Luke Harding é jornalista do The Guardian e autor de "Os Ficheiros de Snowden", o livro que serviu a Oliver Stone para realizar "Snowden" que estreou a 22 de Setembro em Portugal. Na pré-apresentação do filme, num debate público sobre as implicações das ações do ex-analista contratado pela National Security Agency (NSA) norte-americana, Harding revelou que tapa a câmara de vídeo do seu computador portátil. Em meados de Setembro, também o diretor do FBI revelou que colocava fita-cola sobre a câmara do seu portátil. James Comey defendeu mesmo que todos o devem fazer.

Antes, em Junho passado, Mark Zuckerberg estava a anunciar os 500 milhões de utilizadores da rede social Instagram (adquirida pelo Facebook em 2012), quando a imagem que partilhou mostrava não só a câmara do seu computador tapada, como fazia o mesmo ao microfone.

A descoberta sobre o criador do Facebook foi revelada na conta de Twitter de Christopher Olson. Mas de onde surgiu esta tendência? E ela deve ser seguida?
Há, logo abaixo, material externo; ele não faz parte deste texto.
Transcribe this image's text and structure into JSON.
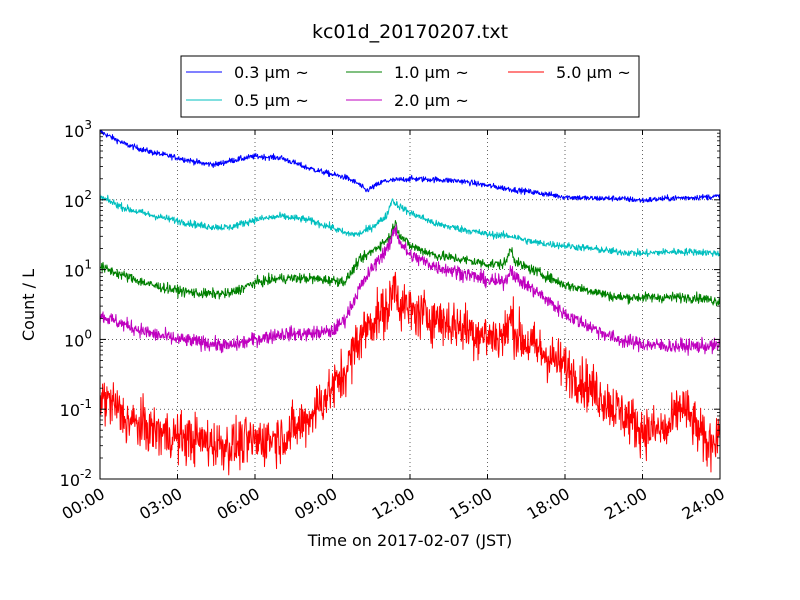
{
  "chart_data": {
    "type": "line",
    "title": "kc01d_20170207.txt",
    "xlabel": "Time on 2017-02-07 (JST)",
    "ylabel": "Count / L",
    "x_axis": {
      "type": "time",
      "range_hours": [
        0,
        24
      ],
      "tick_hours": [
        0,
        3,
        6,
        9,
        12,
        15,
        18,
        21,
        24
      ],
      "tick_labels": [
        "00:00",
        "03:00",
        "06:00",
        "09:00",
        "12:00",
        "15:00",
        "18:00",
        "21:00",
        "24:00"
      ]
    },
    "y_axis": {
      "scale": "log",
      "range": [
        0.01,
        1000
      ],
      "ticks": [
        0.01,
        0.1,
        1,
        10,
        100,
        1000
      ],
      "tick_base": "10",
      "tick_exponents": [
        "-2",
        "-1",
        "0",
        "1",
        "2",
        "3"
      ]
    },
    "grid": true,
    "legend": {
      "placement": "top-center",
      "rows": [
        [
          "0.3",
          "1.0",
          "5.0"
        ],
        [
          "0.5",
          "2.0"
        ]
      ]
    },
    "series": [
      {
        "name": "0.3 μm ~",
        "size": "0.3",
        "color": "#0000ff",
        "noise": 0.04,
        "x": [
          0,
          1,
          2,
          3,
          4,
          4.5,
          5,
          6,
          7,
          8,
          9,
          9.5,
          10,
          10.3,
          11,
          12,
          13,
          14,
          15,
          16,
          17,
          18,
          19,
          20,
          21,
          22,
          23,
          24
        ],
        "y": [
          950,
          620,
          480,
          400,
          330,
          320,
          360,
          420,
          400,
          290,
          230,
          210,
          170,
          135,
          185,
          200,
          195,
          185,
          160,
          140,
          125,
          110,
          105,
          105,
          98,
          105,
          108,
          112
        ]
      },
      {
        "name": "0.5 μm ~",
        "size": "0.5",
        "color": "#00bfbf",
        "noise": 0.05,
        "x": [
          0,
          1,
          2,
          3,
          4,
          5,
          6,
          7,
          8,
          9,
          9.5,
          10,
          10.5,
          11,
          11.5,
          12,
          12.5,
          13,
          14,
          15,
          16,
          16.5,
          17,
          18,
          19,
          20,
          21,
          22,
          23,
          24
        ],
        "y": [
          110,
          75,
          60,
          50,
          42,
          40,
          52,
          58,
          52,
          40,
          33,
          32,
          40,
          55,
          85,
          65,
          55,
          45,
          38,
          32,
          30,
          26,
          24,
          22,
          20,
          18,
          17,
          18,
          18,
          17
        ],
        "spikes": [
          [
            11.3,
            98
          ]
        ]
      },
      {
        "name": "1.0 μm ~",
        "size": "1.0",
        "color": "#008000",
        "noise": 0.07,
        "x": [
          0,
          1,
          2,
          3,
          4,
          5,
          6,
          7,
          8,
          9,
          9.5,
          10,
          10.5,
          11,
          11.5,
          12,
          13,
          14,
          15,
          15.5,
          16,
          17,
          18,
          19,
          20,
          21,
          22,
          23,
          24
        ],
        "y": [
          11,
          8,
          6,
          5,
          4.5,
          4.5,
          6.5,
          7.5,
          7.5,
          7,
          6.8,
          13,
          18,
          25,
          35,
          22,
          16,
          14,
          12,
          12,
          13,
          9,
          6,
          5,
          4,
          4,
          4,
          4,
          3.5
        ],
        "spikes": [
          [
            11.4,
            45
          ],
          [
            15.9,
            20
          ]
        ]
      },
      {
        "name": "2.0 μm ~",
        "size": "2.0",
        "color": "#bf00bf",
        "noise": 0.1,
        "x": [
          0,
          1,
          2,
          3,
          4,
          5,
          6,
          7,
          8,
          9,
          9.5,
          10,
          10.5,
          11,
          11.5,
          12,
          13,
          14,
          15,
          15.5,
          16,
          17,
          18,
          19,
          20,
          21,
          22,
          23,
          24
        ],
        "y": [
          2.2,
          1.6,
          1.2,
          1.0,
          0.9,
          0.8,
          1.0,
          1.2,
          1.2,
          1.3,
          2.0,
          5,
          10,
          18,
          28,
          16,
          11,
          9,
          7,
          6.5,
          8,
          4.5,
          2.3,
          1.5,
          1.0,
          0.85,
          0.8,
          0.8,
          0.8
        ],
        "spikes": [
          [
            11.4,
            38
          ],
          [
            15.9,
            10
          ]
        ]
      },
      {
        "name": "5.0 μm ~",
        "size": "5.0",
        "color": "#ff0000",
        "noise": 0.35,
        "x": [
          0,
          0.5,
          1,
          2,
          3,
          4,
          5,
          6,
          7,
          7.5,
          8,
          8.5,
          9,
          9.5,
          10,
          10.5,
          11,
          11.5,
          12,
          13,
          14,
          15,
          15.5,
          16,
          16.5,
          17,
          18,
          19,
          20,
          21,
          22,
          22.5,
          23,
          23.5,
          24
        ],
        "y": [
          0.15,
          0.12,
          0.07,
          0.05,
          0.04,
          0.035,
          0.03,
          0.035,
          0.04,
          0.05,
          0.07,
          0.12,
          0.2,
          0.35,
          1.0,
          1.8,
          2.5,
          3.5,
          2.5,
          2.0,
          1.5,
          1.1,
          1.1,
          1.3,
          0.9,
          0.7,
          0.4,
          0.2,
          0.1,
          0.05,
          0.05,
          0.12,
          0.06,
          0.03,
          0.05
        ],
        "spikes": [
          [
            11.4,
            6.5
          ],
          [
            15.9,
            2.0
          ]
        ]
      }
    ]
  }
}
Para James Comey, trata-se de uma questão de bom senso. "Há algumas coisas sensatas que se devem fazer e essa é uma delas", explicou numa recente conferência no Center for Strategic and International Studies (CSIS), em Washington (EUA). "Entra-se em qualquer escritório do governo e todos temos as pequenas câmaras em cima do ecrã", disse. "Todas têm uma pequena tampa que se fecha sobre elas. Faz-se isso para que as pessoas que não têm autorização não olhem para si. Acho que é uma coisa boa".

Comey já era conhecido por fazer isto, segundo revelou em Abril passado, numa outra conferência: "eu ponho um pedaço de adesivo sobre a câmara porque vi alguém mais esperto do que eu" a fazer o mesmo, disse na altura. Assim, quando se percebeu que também Mark Zuckerberg tapava com adesivo a câmara e o microfone do seu portátil, houve quem se questionasse se não estava a ser paranóico.

A Mashable, por exemplo, considerou que esta estratégia não é funcional, de todo, propondo uma alternativa mais radical de destruir um auscultador para ocupar a entrada desse dispositivo auricular e, assim, bloquear um acesso não autorizado.

RAT é "barato, fácil de adquirir e de usar"

O acesso indevido a um dispositivo, denominado de "ratting" no relatório "Selling 'Slaving", da Digital Citizens Alliance (DCA), aponta que não é um método exclusivo do subconjunto de hackers conhecido por "ratters", quando a própria NSA tem programas para aceder às câmaras e microfones dos portáteis, segundo documentos revelados por Edward Snowden.

O termo "ratting" refere-se à ferramenta normalmente usada, denominada de Remote Access Trojan - ou programa troiano de acesso remoto, um software que é "barato, fácil de adquirir e de usar", segundo a DCA.

O problema do "ratting" parece acentuar-se no segmento feminino (particularmente jovens), segundo o relatório desta organização, e é conhecido desde 2014, pelo menos.

Nesse ano, um alerta do organismo inglês sobre privacidade dos dados pessoais, o Information Commissioner’s Office (ICO), recordou que "se você pode aceder às suas imagens de vídeo através da Internet, o que impede alguém de fazer o mesmo?"

As câmaras no computador portátil permitem ver e gravar o que o utilizador está a fazer, enquanto o microfone no dispositivo pode registar o som das teclas - que também pode ser usado para se saber o que foi escrito nesse teclado, com uma precisão de 96%, como descobriram investigadores da Universidade da Califórnia em 2005.

Em Abril passado, uma empresa de segurança informática mostrou como um anónimo colocou no YouTube vídeos capturados de "webcams" numa espécie de "real online show", salientando que se tornou uma "atividade popular para jovens hackers" e muito fácil de concretizar, explicando nessa altura que o melhor era mesmo ocultar a câmara do computador portátil.

O problema é que estes "ratters" estão a capturar as imagens que muitos pais querem ver, das câmaras que registam imagens dos seus filhos. Mas não só.

Em 2014, um site mostrava imagens de crianças em Birmingham, o interior de um ginásio em Manchester ou uma loja em Londres. Eram mais de 4.500 "feeds" de videocâmaras em todo o mundo.

No total, esse site acedeu a 4.591 câmaras nos EUA, 2.059 em França e 1.576 na Holanda, por exemplo. O responsável do site alegava que o problema se devia aos proprietários das câmaras manterem as "passwords" originais dos fabricantes, enquanto estes se defendiam de não conseguirem impor aos utilizadores a mudança dessas senhas de segurança.

Perante este cenário, "não é de doidos que o diretor do FBI também se preocupe com a sua segurança pessoal", como constatou James Comey na referida conferência do CSIS.